Question Dual Boot Windows 10 pro/Linux


Dec 7, 2018
Hello, I'm looking for a bit of advice on creating a dual boot i have 3 drives.
(C) 256gb SSD Drive/ Which is my boot drive for windows 10 this has all programs origin,steam etc on it and nothing else other then windows files
(E) 500gb NVME Drive/ This is my gaming drive this has all my games on it. steam/orgin/epic all have there install directories pointing here
(D) 1tb HDD Drive/this is is a storage drive for videos/photos etc
My plan is to install Linux in a partition on my (E) drive but i was woundering if do this will i still be able to install games on this drive from windows 10 and play them on windows 10 without Linux effecting this and if so what would you say is a good size partition to make for Linux it will only be used for programming nothing else.
It should work - however, when assigning space on your NVME drive, there are several ways of doing it - I list up from what's assumed the least safe option to the most safe, depending if you're willing to reinstall all the games.

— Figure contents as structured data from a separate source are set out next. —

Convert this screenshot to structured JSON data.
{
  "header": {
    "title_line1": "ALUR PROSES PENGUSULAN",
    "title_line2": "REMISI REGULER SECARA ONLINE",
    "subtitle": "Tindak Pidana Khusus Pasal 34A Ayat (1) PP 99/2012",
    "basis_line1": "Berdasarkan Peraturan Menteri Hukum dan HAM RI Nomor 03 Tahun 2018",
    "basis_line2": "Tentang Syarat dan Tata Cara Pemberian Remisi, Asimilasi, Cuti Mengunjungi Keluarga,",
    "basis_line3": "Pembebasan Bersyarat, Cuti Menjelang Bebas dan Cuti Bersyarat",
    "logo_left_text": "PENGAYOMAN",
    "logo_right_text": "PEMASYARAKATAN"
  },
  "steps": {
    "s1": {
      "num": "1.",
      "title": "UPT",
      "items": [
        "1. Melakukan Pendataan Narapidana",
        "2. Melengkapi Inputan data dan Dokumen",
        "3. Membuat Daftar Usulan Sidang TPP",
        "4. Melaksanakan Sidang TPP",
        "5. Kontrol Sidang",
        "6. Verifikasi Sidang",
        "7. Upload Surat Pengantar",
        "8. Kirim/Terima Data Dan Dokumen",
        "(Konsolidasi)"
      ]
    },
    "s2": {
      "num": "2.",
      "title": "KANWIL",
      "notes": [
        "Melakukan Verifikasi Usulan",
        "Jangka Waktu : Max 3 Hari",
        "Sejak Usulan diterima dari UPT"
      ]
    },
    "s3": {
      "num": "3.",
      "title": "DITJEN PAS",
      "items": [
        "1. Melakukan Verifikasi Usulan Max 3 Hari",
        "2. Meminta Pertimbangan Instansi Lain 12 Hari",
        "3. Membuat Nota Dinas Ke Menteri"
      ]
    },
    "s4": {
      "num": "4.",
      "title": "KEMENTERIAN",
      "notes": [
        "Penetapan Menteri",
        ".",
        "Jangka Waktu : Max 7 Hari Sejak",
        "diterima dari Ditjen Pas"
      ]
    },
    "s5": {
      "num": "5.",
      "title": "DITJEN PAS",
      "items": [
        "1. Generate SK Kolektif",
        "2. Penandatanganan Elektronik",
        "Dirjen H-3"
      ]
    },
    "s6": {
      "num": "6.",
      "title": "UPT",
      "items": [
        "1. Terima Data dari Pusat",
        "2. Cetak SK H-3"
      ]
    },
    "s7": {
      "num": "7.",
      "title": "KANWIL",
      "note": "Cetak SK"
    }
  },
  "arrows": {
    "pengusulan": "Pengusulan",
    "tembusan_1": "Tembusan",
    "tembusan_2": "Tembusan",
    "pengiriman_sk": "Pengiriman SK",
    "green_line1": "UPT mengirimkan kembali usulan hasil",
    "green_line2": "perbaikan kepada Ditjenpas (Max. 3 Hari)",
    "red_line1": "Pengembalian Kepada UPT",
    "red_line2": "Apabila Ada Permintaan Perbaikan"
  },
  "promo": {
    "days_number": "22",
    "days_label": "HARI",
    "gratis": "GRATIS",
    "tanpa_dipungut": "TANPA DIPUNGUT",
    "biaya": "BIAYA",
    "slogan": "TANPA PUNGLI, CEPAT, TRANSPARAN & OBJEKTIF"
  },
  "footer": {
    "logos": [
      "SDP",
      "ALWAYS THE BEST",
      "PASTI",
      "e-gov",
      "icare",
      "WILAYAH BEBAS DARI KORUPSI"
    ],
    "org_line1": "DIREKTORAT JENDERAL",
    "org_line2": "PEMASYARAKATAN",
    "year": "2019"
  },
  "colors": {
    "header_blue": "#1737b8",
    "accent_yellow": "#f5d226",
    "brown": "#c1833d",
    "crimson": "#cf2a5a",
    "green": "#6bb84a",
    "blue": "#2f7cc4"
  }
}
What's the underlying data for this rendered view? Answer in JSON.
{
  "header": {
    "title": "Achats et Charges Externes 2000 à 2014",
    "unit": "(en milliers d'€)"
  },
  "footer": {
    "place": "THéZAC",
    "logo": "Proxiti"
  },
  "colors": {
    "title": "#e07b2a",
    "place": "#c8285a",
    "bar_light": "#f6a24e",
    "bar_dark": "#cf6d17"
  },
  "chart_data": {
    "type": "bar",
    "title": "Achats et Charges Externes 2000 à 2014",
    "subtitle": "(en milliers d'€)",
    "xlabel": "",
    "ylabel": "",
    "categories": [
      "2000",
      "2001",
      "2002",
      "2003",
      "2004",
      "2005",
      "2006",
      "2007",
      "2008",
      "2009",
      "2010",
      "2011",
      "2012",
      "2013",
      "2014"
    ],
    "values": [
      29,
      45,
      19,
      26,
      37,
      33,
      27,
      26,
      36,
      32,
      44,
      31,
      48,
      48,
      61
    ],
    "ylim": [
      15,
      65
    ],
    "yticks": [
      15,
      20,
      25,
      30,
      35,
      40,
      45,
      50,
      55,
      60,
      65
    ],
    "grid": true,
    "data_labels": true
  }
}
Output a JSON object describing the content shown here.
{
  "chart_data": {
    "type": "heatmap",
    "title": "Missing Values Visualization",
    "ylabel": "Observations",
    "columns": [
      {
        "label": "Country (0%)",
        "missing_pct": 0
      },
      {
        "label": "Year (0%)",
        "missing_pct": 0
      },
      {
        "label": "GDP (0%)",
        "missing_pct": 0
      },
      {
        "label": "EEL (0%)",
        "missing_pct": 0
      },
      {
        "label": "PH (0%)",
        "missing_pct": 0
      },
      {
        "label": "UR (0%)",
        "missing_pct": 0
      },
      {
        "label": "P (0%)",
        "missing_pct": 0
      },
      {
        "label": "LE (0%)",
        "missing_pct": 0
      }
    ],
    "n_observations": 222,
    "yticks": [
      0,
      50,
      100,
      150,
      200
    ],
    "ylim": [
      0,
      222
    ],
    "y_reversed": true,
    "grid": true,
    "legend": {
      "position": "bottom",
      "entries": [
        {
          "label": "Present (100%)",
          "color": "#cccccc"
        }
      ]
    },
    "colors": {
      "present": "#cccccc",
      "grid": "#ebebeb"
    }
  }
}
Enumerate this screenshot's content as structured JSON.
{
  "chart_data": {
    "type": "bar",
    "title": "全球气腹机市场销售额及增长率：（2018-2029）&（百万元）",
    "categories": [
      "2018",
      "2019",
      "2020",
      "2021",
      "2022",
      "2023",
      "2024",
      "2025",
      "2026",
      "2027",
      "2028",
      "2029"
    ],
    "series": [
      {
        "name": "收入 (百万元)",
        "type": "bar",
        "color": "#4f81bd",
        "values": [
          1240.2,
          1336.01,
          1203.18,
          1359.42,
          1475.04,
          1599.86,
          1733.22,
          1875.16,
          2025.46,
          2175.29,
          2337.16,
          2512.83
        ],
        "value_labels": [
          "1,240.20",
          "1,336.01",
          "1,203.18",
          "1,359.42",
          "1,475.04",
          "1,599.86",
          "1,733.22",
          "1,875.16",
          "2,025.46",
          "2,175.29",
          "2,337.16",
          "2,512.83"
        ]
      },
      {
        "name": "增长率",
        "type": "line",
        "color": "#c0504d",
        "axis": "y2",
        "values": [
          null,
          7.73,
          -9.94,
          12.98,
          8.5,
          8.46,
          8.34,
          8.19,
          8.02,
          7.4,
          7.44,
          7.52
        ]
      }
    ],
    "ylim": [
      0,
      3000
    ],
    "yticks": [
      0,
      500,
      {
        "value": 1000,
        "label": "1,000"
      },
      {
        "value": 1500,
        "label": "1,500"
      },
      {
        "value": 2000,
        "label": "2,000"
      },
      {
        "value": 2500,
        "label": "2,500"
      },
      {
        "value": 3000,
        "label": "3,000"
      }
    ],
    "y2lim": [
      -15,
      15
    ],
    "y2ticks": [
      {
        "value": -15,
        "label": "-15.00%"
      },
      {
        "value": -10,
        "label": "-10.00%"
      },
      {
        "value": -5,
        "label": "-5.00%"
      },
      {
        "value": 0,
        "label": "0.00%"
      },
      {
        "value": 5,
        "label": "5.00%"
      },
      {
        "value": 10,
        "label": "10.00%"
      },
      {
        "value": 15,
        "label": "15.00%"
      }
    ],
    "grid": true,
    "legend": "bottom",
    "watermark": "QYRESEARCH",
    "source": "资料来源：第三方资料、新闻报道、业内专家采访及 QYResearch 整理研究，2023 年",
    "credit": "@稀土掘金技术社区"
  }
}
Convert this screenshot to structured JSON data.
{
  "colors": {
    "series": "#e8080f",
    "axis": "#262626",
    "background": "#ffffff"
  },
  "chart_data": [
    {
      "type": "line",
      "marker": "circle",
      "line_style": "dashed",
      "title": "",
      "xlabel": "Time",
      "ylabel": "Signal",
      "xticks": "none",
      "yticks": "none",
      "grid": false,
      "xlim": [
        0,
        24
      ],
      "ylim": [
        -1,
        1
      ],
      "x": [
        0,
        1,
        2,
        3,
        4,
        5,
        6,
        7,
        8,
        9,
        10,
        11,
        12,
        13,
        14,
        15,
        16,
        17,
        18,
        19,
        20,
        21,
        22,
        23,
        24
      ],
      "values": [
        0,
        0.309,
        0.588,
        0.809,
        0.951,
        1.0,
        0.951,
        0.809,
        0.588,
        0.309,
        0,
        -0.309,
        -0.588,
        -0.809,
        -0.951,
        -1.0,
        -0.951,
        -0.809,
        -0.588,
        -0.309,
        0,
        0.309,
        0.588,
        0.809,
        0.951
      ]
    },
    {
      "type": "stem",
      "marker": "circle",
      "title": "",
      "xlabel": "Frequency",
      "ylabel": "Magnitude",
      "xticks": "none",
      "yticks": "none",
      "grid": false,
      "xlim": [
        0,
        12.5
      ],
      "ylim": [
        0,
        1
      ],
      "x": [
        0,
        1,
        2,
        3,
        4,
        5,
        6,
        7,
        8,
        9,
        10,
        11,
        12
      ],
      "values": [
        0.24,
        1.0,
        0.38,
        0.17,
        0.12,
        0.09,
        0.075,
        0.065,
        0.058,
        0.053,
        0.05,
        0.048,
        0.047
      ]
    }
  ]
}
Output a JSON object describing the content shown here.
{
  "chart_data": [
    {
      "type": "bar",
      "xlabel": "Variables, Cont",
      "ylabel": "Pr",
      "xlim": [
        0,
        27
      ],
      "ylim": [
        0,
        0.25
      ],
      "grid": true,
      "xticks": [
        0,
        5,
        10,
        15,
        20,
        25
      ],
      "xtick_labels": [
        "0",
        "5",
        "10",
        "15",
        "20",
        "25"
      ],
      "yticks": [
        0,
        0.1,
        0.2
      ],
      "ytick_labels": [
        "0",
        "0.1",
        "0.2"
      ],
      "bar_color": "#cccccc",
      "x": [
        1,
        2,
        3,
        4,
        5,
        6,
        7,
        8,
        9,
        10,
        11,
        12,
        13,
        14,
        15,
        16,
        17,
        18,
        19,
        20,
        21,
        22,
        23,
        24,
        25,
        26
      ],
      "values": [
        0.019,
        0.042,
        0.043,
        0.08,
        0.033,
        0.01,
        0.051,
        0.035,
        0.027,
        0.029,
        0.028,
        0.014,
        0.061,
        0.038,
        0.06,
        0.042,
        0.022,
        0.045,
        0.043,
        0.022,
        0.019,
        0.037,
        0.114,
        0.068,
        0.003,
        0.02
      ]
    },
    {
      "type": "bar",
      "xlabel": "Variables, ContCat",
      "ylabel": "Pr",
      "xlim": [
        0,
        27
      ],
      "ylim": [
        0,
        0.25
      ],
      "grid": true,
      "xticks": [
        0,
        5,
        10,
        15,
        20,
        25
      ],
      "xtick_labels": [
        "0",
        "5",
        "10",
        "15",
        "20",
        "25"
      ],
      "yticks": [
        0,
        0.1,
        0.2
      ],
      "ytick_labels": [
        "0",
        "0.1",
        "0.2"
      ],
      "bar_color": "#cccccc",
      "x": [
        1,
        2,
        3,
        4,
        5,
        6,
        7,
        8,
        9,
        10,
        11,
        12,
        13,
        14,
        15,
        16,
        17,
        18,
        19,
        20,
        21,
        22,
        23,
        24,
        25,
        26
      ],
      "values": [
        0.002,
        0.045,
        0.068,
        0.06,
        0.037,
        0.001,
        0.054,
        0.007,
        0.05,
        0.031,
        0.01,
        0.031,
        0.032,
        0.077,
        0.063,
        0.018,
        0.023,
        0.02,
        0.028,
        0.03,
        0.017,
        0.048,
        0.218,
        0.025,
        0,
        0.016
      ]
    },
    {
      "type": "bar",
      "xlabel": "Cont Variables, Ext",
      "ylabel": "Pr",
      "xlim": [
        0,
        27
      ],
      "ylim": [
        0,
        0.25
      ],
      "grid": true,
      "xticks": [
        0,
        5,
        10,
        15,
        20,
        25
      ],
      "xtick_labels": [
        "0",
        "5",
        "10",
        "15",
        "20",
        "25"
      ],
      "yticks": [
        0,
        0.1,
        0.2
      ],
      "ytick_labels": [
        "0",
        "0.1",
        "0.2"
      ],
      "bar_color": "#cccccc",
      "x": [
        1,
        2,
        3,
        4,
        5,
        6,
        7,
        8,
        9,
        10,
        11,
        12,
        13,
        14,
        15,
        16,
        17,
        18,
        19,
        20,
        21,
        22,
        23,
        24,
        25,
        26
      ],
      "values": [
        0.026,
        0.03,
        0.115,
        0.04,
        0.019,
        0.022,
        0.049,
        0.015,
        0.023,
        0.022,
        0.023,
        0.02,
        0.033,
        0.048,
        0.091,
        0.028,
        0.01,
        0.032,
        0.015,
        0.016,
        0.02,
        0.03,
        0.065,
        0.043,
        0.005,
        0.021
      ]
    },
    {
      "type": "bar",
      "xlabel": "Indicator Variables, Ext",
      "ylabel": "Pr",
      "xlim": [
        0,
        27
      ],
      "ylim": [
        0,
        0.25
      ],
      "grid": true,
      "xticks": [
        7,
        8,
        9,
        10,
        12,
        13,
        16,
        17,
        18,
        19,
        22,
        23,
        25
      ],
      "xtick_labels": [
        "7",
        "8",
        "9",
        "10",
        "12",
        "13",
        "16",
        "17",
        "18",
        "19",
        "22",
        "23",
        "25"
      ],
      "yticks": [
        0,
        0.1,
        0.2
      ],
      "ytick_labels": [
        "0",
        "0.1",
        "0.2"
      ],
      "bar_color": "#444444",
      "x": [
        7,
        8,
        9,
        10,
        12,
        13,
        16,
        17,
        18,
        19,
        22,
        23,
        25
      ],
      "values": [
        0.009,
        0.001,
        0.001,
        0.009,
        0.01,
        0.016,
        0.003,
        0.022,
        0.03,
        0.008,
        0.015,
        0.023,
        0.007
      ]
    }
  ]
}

  • Use some software to reduce the partition on the NVME. Gparted normally work good for this (and is also included in the menu on most distro live desktop).
    • The big catch is there is a lot of data to move internally on the drive, and such an operation may not be the best way threating such a drive for long lifetime.
    • If you still decide to do it this way: rather than decrease the partition from the start, you should decrease from the end (so you have emty space behind the existing partition) because windows tend to fill up partitions from beginning towards the end, so this will save the storage unit for some stress. Unlike a hdd, the performance should be the same at the beginning as the end of storage space.
  • Take copy/backup of all files on the NVME drive, then create a new partition (less in size) and copy the files back. When installing Linux, you make a new partition on the free space.
Just remember to disconnect all other storage devices when installing Linux, to be sure not messing up something.